Up Nort Wit Da Yoopers
After learning I grew up in Northern Wisconsin, a neighbor introduced me to a man he said was a Yooper. Having been exposed to an occasional “Uff da” and dozens of Finlander jokes in my youth, I knew something about where the guy hailed from.
Residents of my hometown had much more in common with the denizens of Michigan’s Upper Peninsula than with those down-State city slickers in Madison, Milwaukee, and Racine. We were suspicious of State government. After all, State agents could hurt our tourist business by enforcing liquor, gambling, and fishing and hunting regulations. (The drug store in the front part of my family’s “Main Street” building had two slot machines in the middle of the establishment, right in front of the fishing tackle display, many years after gambling was declared illegal in Wisconsin.)
We didn’t want to discourage anybody who liked to travel “up Nort for the Fourt” or any other time. The city people brought greenbacks we needed, and we were pretty good at extracting them. There also was a common perception that more tax dollars were traveling the 200 miles south to Madison than were migrating back up Highway 51 to the north.
Similar feelings about Detroit and Lansing were more intense in the U.P. The Yoopers, a true collection of rugged individualists, several times pushed proposals to secede from Michigan. In 1962 they got serious and formed the Upper Peninsula Independence Association to make it happen.
About that time, my Dad became well acquainted with William F. Brown, who had come to town to open a real estate and insurance agency. Mr. Brown was in his early 60s, an energetic, outgoing man with a wry sense of humor. He landed a part-time job as an appraiser when property values were in question during lawsuits in the county court. Brown had lots of real estate expertise, but not much knowledge of the area. He recruited my Dad as a partner who had lived in Tomahawk all his life and knew a lot about the values of various building locations and whether the owners were likely to have maintained their property.
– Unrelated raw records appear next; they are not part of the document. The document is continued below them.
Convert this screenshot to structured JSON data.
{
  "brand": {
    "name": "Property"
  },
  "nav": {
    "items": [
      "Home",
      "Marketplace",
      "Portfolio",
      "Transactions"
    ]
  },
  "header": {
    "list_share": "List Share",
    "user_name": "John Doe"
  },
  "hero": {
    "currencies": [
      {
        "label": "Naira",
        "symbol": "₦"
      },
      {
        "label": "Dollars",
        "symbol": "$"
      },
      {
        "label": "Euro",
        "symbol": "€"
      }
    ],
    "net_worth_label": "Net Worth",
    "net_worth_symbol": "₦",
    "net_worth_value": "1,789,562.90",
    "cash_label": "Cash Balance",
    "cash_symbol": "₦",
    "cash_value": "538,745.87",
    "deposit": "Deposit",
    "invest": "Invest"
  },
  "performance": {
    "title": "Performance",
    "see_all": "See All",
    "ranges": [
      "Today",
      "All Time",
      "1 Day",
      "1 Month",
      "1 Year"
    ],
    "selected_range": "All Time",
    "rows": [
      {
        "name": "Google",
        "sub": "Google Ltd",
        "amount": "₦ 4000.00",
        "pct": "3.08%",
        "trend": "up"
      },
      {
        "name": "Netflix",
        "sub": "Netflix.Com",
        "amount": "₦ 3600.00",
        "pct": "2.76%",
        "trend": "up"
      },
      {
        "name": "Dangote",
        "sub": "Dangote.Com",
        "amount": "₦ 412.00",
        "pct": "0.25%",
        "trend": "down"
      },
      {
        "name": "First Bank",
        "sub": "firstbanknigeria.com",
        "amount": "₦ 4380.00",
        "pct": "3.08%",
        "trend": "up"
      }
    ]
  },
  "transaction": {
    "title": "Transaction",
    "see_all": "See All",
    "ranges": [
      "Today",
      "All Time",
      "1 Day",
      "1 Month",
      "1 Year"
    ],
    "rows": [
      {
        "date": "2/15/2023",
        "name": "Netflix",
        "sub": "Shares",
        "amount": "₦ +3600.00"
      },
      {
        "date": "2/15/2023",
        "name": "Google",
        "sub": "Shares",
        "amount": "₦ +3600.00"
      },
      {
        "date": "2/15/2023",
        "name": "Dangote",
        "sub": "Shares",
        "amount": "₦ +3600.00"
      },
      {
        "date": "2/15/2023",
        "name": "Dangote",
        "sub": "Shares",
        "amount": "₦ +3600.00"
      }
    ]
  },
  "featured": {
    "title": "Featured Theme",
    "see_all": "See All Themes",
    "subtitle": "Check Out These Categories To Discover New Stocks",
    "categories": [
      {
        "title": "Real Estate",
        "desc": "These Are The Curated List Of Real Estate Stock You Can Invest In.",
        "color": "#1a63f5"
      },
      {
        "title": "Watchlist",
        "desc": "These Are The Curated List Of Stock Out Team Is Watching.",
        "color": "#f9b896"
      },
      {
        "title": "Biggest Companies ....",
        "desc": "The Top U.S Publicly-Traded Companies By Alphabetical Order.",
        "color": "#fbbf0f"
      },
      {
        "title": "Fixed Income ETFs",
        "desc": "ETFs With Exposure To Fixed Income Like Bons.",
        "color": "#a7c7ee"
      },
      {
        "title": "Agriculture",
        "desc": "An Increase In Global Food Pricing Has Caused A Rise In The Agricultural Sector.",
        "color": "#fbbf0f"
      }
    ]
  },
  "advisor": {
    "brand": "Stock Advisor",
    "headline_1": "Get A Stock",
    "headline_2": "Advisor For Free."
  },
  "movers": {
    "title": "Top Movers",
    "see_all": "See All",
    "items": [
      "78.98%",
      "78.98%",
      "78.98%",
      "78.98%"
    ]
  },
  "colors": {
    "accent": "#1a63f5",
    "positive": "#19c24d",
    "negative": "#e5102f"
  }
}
I recall Mr. Brown chuckling about how he and Dad could complete an appraisal in a matter of minutes. He said they never entered a building, or measured much of anything. They just got the construction date, eyeballed the place, roughly paced off a few dimensions, and declared a value. Dad said they must have been fairly accurate; their findings were only challenged once in the many years they worked together.
Mr. Brown wasn’t a Yooper, but he knew a chance to interject some humor into the Northwoods environment when he saw one. He became a vocal supporter of seceding from Wisconsin to join the U.P. in a new Great State of Superior. I was young and quite willing to entertain thoughts of rebellion against any authority that happened to be present. I read some of the realtor’s writings about getting a divorce from Wisconsin and forming a 51st State with the Yoopers. Dad just snorted when I said secession seemed like it had merit. “It’s all a bunch of Brown’s b.s.,” he said.
The State of Superior never materialized, but there was some fun during the campaign. Lots of folks wore T-shirts featuring the proposed State’s official emblem . . . a giant mosquito.